Modern literature still creates vivid and interesting stories but this author believes something has been lost over the years within the depths of the novel.
Authors such as James Patterson and Patricia Cornwell cannot seem to create the same in depth beautiful literary ideas of that of a William Faulkner or Ernest Hemingway produced which won them the Nobel Prize for "their powerful and artistically unique contribution to literature."
One novel this author would like to recommend to the public is Hermann Hesse's novel Steppenwolf, published in 1927. The modern classic depicts the life of Harry Haller, a depressed individual who often contemplates suicide because of his hate and contempt for society whilst living in war stricken Germany.
He refers to himself as 'wolf of the steppes' which is where the name of the novel comes from as he believes there is a human and wolf form within himself. Here is a portion of the synopsis from the publisher Penguin, "A Faust-like and magical story of the humanization of a middle aged misanthrope was described in The New York Times as a 'savage indictment of bourgeois society.' "

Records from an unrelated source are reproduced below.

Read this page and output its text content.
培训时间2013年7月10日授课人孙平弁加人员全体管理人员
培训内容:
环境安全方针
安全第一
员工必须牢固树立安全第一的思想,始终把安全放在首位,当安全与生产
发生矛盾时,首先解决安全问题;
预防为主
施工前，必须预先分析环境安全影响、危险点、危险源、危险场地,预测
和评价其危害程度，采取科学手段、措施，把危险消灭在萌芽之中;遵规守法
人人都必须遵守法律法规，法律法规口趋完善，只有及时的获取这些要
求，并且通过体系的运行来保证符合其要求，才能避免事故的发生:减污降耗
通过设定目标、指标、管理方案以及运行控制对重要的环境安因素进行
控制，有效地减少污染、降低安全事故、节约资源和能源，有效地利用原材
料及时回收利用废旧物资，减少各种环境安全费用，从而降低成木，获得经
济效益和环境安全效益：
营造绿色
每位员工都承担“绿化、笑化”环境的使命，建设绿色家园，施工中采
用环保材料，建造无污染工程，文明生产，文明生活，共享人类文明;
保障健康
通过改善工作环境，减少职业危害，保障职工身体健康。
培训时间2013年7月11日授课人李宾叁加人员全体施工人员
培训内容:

The novel dives into the depths of human hypocrisy as the story encourages the audience to look at themselves in the mirror and the society we live in, which is still filled with corruption and war as countries are still sending the young blood of their nation to die in senseless wars due to nationalist sentiments with the undertone of corrupt political and military leaders.
A powerful quote in the novel gives the audience a taste of what the point is that Hesse is trying to get across. "It would be better for this country and the world in general, if at least the few people who were capable of thought stood for reason and the love of peace instead of heading wildly with a blind obsession for a new war."
It is coming up on 84 years since Steppenwolf was published and the words of Hermann Hesse are still very relevant in modern society. Winner of the Nobel Prize in literature, Steppenwolf is a fantastic read and a far cry from the modern day novels.
Praise for Steppenwolf:"A profoundly memorable and affecting novel" - New York Times.